Alerji konusu, son yıllarda sağlık profesyonellerini en çok meşgul eden sorunlardan biri haline gelen koca bir deryadır. Gündemden hiç düşmeyişini hava kirliliğine de gezegenimizin ısınmasına da yeni bulunan kimyasallara da bağlayan çok olup çeşitli açıklamalar yapılıyorsa da her zaman pek tatminkâr değildir.
Gıda alerjileri de bundan payını alıyor elbette. Bazılarını yıllardır biliyoruz, diğerleri ise yeni ortaya çıktı. Gündelik yaşamda sürekli karşı karşıya gelinmesi gıdalara karşı gelişen alerjik tepkilerin yediden yetmiş yediye toplumda geniş bir kitleyi etkilemesine neden oluyor.
NEDEN HIZLA ARTIYOR?
Bizce yaşam biçimi birinci düzeyde sorumlu. Beslenme düzenimizi karmakarışık eden değişiklikler var.

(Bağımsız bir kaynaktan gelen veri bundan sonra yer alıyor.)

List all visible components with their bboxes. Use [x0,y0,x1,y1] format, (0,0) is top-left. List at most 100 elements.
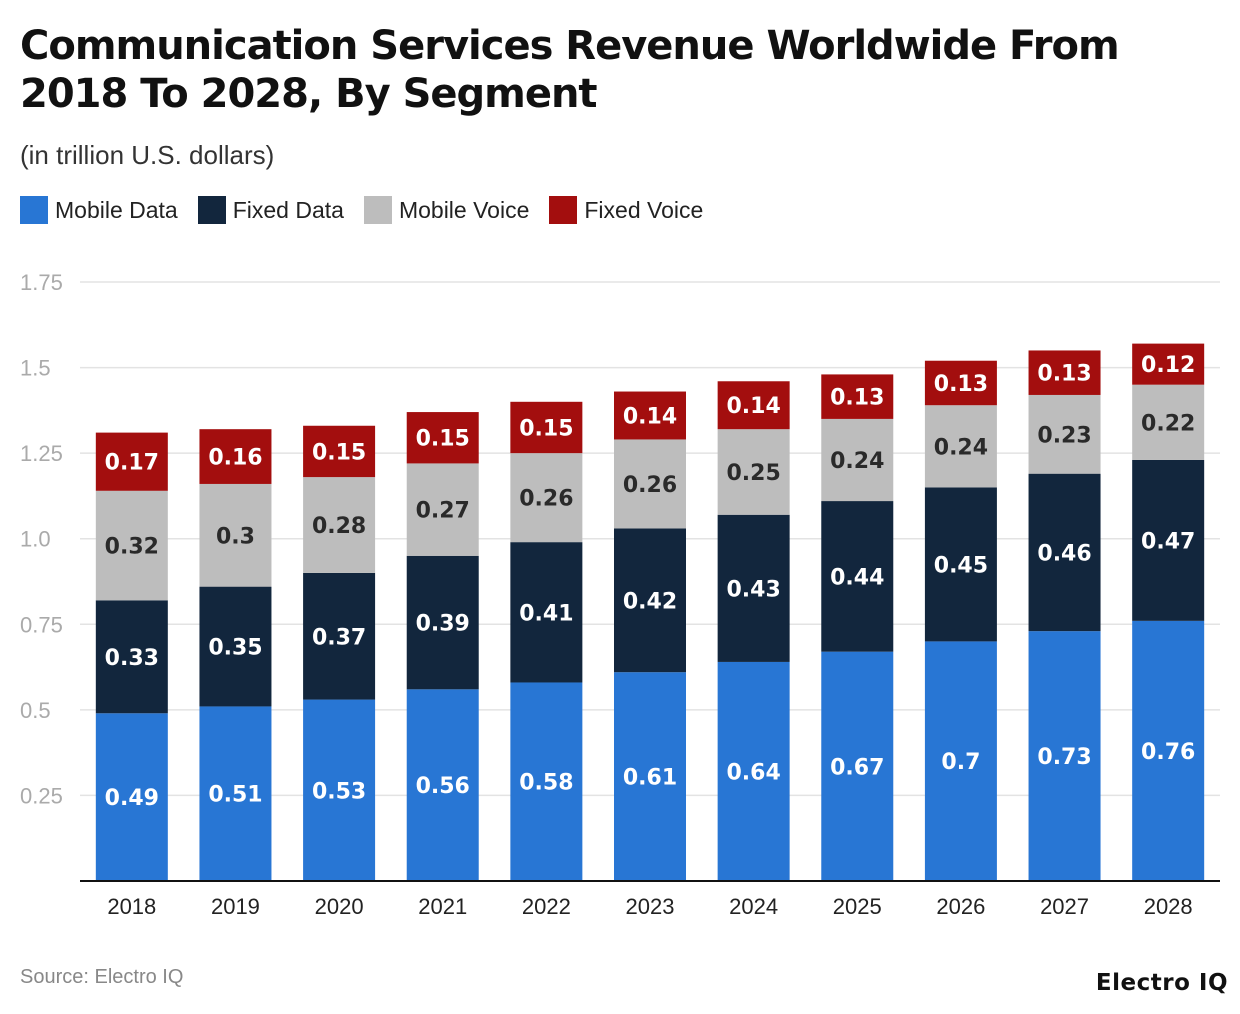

Yüzyıllardır tüketilen, kuşaklardır alıştığımız, genlerimizin bilip durduğu gıdaların yerini yenileri aldı. Beslenmeyi çeşitlendirmek güzel bir davranış. Bunu bizler de öneriyoruz.
Ancak eskiden pek az kullanılan bazı gıda maddelerinin çok daha fazla yenip içilir olması sistemlerimizi şaşırtıyor, tepki vermesine neden oluyor. Biz çocukken kivi yiyor muyduk? Hayır. Oysa şimdi ülkemizde dört mevsim kiviye ulaşmak olası.

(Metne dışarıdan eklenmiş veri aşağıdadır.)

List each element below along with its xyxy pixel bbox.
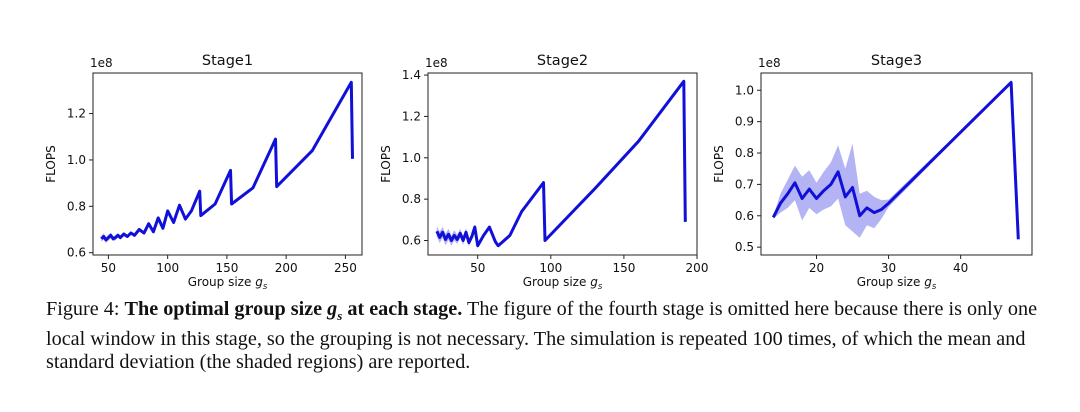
x-tick-label: 100 bbox=[539, 261, 562, 275]
x-tick-label: 30 bbox=[881, 261, 896, 275]
plot-frame bbox=[760, 72, 1033, 256]
y-tick-label: 1.2 bbox=[402, 109, 421, 123]
y-tick-label: 0.8 bbox=[67, 199, 86, 213]
x-tick-label: 200 bbox=[686, 261, 709, 275]
y-tick-label: 0.5 bbox=[735, 240, 754, 254]
x-tick-label: 200 bbox=[275, 261, 298, 275]
chart-title: Stage2 bbox=[537, 53, 588, 69]
series-line-1 bbox=[771, 80, 1020, 240]
figure-4-charts: 50 100 150 200 250 0.6 0.8 1.0 1.2 Stage1 1e8 Group… bbox=[44, 53, 1033, 292]
series-line-1 bbox=[435, 79, 687, 248]
y-tick-label: 1.4 bbox=[402, 68, 421, 82]
x-tick-label: 50 bbox=[101, 261, 116, 275]
x-axis-label: Group size gs bbox=[188, 275, 268, 292]
chart-panel-2: 50 100 150 200 0.6 0.8 1.0 1.2 1.4 Stage2 1e8 Group… bbox=[379, 53, 708, 292]
plot-frame bbox=[427, 72, 698, 256]
y-tick-label: 0.8 bbox=[402, 192, 421, 206]
plot-frame bbox=[92, 72, 363, 256]
y-axis-label: FLOPS bbox=[712, 145, 726, 182]
x-tick-label: 20 bbox=[809, 261, 824, 275]
chart-title: Stage1 bbox=[202, 53, 253, 69]
y-tick-label: 0.6 bbox=[402, 234, 421, 248]
x-axis-label: Group size gs bbox=[523, 275, 603, 292]
y-tick-label: 0.6 bbox=[735, 209, 754, 223]
std-band-1 bbox=[101, 82, 353, 243]
chart-title: Stage3 bbox=[871, 53, 922, 69]
caption-bold-lead: The optimal group size gs at each stage. bbox=[124, 298, 463, 324]
y-tick-label: 0.8 bbox=[735, 146, 754, 160]
y-tick-label: 0.7 bbox=[735, 177, 754, 191]
x-tick-label: 100 bbox=[156, 261, 179, 275]
x-tick-label: 150 bbox=[215, 261, 238, 275]
x-tick-label: 40 bbox=[953, 261, 968, 275]
series-line-1 bbox=[100, 80, 354, 242]
x-axis-label: Group size gs bbox=[857, 275, 937, 292]
chart-panel-3: 20 30 40 0.5 0.6 0.7 0.8 0.9 1.0 Stage3 1e8 Group s… bbox=[712, 53, 1033, 292]
y-tick-label: 0.6 bbox=[67, 246, 86, 260]
offset-text: 1e8 bbox=[758, 56, 781, 70]
y-tick-label: 0.9 bbox=[735, 115, 754, 129]
caption-label: Figure 4: bbox=[46, 298, 120, 320]
y-tick-label: 1.2 bbox=[67, 107, 86, 121]
chart-panel-1: 50 100 150 200 250 0.6 0.8 1.0 1.2 Stage1 1e8 Group… bbox=[44, 53, 363, 292]
x-tick-label: 150 bbox=[612, 261, 635, 275]
y-tick-label: 1.0 bbox=[735, 83, 754, 97]
caption-text: The figure of the fourth stage is omitte… bbox=[46, 298, 1038, 374]
offset-text: 1e8 bbox=[90, 56, 113, 70]
y-axis-label: FLOPS bbox=[44, 145, 58, 182]
std-band-1 bbox=[773, 82, 1019, 240]
offset-text: 1e8 bbox=[425, 56, 448, 70]
x-tick-label: 50 bbox=[470, 261, 485, 275]
x-tick-label: 250 bbox=[334, 261, 357, 275]
y-tick-label: 1.0 bbox=[402, 151, 421, 165]
y-tick-label: 1.0 bbox=[67, 153, 86, 167]
figure-caption: Figure 4: The optimal group size gs at e… bbox=[46, 298, 1046, 375]
y-axis-label: FLOPS bbox=[379, 145, 393, 182]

Bebeklerin başlangıçta yalnız anne sütü ile beslenme süreleri oldukça değişken ve sıklıkla istenenden kısa. Bu da çok iyi bir bağışıklık desteği olan anne sütünden çabuk kopmaları demek oluyor. Oysa anne sütü sayesinde hem ilk alerjenleriyle tanışıyor hem de antikor alıp barsaklarında güçlü bir engelleyici sistem oluşturuyorlar.
Bir başka görüş de bebeklerin daha erken aylarda ve daha çeşitli içerikte ek gıdalara geçmesiyle daha fazla alerjene maruz kalıp daha şiddetli ve sık alerjik tepki vermeleridir. Buna örnek olarak da egzama atakları gösteriliyor.
MEKANİZMASI NEDİR
Alerjenle karşılaşınca bağışıklık sistemi IgE üretiyor. Kan yoluyla bedene dağılan protein türündeki bu maddeler cilde, mukozaya ve histamin barındıran diğer hücrelere yapışıyor. Aynı alerjenle ikinci kez karşılaşıldığında alerjik tepki verecek bellek oluşuyor.
Aşırı duyarlılığı oluşturacak histamin açığa çıktığında ödem de oluyor, kaşıntı da, bulantı da...
Gerçek gıda alerjisinde bir bağışıklık yanıtı olması gerekiyor. Gıda intoleransı (tahammülsüzlüğü olarak açıklayabiliriz) tablosu ise gerçek bir alerji değil. En ünlü olan laktoz intoleransı bir enzim eksikliğinden kaynaklanır. Oysa inek sütü alerjisi tamamen farklıdır. Benzer şekilde çilek de çok fazla histamin içerdiği için bazı tepkilere neden olur. Glüten için de aynı yorumu yapabiliriz. Barsak mukozasında gelişen bir defekt sonucu oluşur.
NASIL KORUNULUR?
Alerji yapan gıdadan uzak durmak ilk önlemdir. İnek sütü, yer fıstığı, balık ya da yumurta özellikle çocukların beslenmesi düzenlenirken dikkate alınmalıdır. Gıdaları renklendiren, raf ömrünü uzatan, kokusunu geliştiren pek çok maddenin de alerjen olduğunu anımsatmakta yarar var.
Bazen “çapraz alerji”lerle de karşılaşılabilir. Bir maddeye karşı alerji olduğunda benzer yapıdaki başka maddeleri de listeye eklemek gerekebilir. En azından şüpheyle yaklaşmakta yarar olabilir.
Örneğin yer fıstığı alerjisi durumunda bakla ya da soya da şüpheliler arasına girer. Elbette besin listesinden her şeyi kaldırmak da doğru değildir ama yüzde 10 sıklıkla bu tür çapraz alerjilerle karşılaşılabileceği de unutulmamalıdır.
Gıdaların üzerlerindeki etiketleri dikkatle okumak, gerekirse satış görevlileri ile konuşmak, üretici firmayla bağlantıya geçmek ve bir şüphe varsa tam olarak içerik hakkında bilgilenmeden kullanmamak gıda alerjisinden korunmak için edinilecek alışkanlıklardır.